Si vous souhaitez changer de locataire à la fin du bail, vous devez absolument penser à lui envoyer un préavis 6 mois avant la date d’échéance (9 ans). "Si le propriétaire oublie, le bail est automatiquement prorogé pour trois ans aux mêmes conditions", prévient Julien Lecler.

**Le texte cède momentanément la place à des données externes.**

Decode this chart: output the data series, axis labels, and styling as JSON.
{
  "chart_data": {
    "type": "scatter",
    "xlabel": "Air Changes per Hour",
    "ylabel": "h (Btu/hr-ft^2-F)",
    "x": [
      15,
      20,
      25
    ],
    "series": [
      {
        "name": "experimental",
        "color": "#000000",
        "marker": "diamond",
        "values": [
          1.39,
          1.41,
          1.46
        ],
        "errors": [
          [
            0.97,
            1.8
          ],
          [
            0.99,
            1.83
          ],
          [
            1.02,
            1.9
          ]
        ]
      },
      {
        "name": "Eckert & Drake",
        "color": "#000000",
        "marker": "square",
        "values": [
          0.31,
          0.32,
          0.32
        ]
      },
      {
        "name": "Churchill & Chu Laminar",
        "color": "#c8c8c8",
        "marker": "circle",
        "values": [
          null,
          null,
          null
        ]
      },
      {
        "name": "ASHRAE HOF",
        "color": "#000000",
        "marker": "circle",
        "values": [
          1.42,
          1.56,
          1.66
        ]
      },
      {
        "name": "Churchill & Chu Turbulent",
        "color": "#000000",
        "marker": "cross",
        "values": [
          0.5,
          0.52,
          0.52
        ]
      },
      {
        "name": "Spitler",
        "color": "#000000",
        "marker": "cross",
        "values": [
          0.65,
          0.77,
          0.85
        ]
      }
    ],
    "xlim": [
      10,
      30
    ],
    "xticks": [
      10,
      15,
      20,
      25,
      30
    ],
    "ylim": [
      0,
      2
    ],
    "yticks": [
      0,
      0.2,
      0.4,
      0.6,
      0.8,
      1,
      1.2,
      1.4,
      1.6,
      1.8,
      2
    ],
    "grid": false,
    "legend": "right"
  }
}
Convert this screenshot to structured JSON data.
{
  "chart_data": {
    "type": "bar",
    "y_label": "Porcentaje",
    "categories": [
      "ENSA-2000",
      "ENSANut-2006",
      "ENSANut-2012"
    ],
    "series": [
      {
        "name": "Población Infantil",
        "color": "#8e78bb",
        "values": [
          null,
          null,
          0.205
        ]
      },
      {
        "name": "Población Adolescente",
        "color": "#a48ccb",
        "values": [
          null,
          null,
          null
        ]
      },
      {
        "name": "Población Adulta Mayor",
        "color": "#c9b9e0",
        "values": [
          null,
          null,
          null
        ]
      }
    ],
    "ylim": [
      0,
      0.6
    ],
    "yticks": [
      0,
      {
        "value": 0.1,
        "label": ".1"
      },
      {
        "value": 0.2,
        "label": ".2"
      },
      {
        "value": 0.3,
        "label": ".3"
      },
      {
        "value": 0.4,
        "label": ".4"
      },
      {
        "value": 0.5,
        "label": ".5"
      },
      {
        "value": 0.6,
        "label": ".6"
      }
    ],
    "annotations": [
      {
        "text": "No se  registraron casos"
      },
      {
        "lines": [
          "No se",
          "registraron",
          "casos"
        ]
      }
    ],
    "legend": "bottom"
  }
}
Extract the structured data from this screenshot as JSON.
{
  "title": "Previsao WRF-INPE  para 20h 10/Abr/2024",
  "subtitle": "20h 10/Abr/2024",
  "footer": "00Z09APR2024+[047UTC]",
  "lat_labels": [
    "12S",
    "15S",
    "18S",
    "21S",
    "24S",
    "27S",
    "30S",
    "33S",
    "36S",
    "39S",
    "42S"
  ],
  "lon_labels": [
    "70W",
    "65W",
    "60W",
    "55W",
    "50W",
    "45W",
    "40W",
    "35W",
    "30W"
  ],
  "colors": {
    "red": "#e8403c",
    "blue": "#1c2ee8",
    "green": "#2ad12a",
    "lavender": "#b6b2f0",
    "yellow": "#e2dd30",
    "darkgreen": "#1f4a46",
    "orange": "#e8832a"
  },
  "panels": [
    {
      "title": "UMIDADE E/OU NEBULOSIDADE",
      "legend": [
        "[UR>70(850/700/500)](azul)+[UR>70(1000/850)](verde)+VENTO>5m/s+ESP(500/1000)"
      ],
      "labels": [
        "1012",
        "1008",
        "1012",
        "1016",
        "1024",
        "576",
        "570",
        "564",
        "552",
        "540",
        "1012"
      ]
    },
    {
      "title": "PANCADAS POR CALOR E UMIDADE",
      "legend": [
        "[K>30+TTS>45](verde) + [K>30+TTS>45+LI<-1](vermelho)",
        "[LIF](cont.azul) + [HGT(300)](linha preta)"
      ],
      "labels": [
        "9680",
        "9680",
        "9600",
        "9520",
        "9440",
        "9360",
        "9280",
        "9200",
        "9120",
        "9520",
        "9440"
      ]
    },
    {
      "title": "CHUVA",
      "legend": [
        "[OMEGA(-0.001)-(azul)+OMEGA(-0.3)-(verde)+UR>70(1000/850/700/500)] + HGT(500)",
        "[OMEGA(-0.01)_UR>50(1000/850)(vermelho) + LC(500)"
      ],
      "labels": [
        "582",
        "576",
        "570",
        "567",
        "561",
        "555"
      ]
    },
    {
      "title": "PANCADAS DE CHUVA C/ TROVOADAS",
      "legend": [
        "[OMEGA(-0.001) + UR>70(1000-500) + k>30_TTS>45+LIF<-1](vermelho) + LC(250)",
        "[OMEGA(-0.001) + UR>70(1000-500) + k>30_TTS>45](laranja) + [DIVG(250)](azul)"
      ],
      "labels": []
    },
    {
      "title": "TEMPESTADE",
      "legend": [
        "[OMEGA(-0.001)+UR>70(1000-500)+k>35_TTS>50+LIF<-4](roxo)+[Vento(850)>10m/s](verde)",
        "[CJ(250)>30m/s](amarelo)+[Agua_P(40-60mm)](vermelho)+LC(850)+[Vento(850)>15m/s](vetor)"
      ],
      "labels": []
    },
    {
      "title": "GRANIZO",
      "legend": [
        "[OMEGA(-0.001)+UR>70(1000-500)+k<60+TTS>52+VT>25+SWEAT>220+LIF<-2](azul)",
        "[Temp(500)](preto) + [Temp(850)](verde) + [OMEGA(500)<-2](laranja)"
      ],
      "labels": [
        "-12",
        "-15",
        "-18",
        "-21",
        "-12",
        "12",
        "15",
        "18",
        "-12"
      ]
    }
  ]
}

S’il s’agit d’un bail de courte durée (entre 3 mois et 3 ans), vous devez remettre le préavis 3 mois à l’avance. À la fin des 3 années, à défaut de congé notifié dans les délais ou si le locataire continue à occuper les lieux loués sans opposition du bail, le bail est réputé avoir été conclu pour 9 ans. Les 3 années déjà écoulées sont comptées dans les 9 années du "nouveau" bail.

Locataire indélicat

Lorsque les choses se passent mal avec votre locataire, en réalité lorsque vous avez affaire à un mauvais payeur, vous ne pouvez pas prendre l’initiative de rompre le bail vous-même. La résolution du bail doit faire l’objet d’une décision du juge de paix, qui est le seul compétent en matière de bail. Comme l’explique Olivier Hamal, le président du Syndicat national des propriétaires et des copropriétaires (SNCP), "il n’est pas si compliqué de se défaire d’un locataire, mais il pourra s’écouler jusqu’à six mois entre le moment où le propriétaire a constaté le premier retard de paiement et le départ de son locataire suite à la résiliation du bail par le juge de paix. La plupart du temps, les locataires quittent les lieux. Il est très rare qu’il faille en arriver à une expulsion."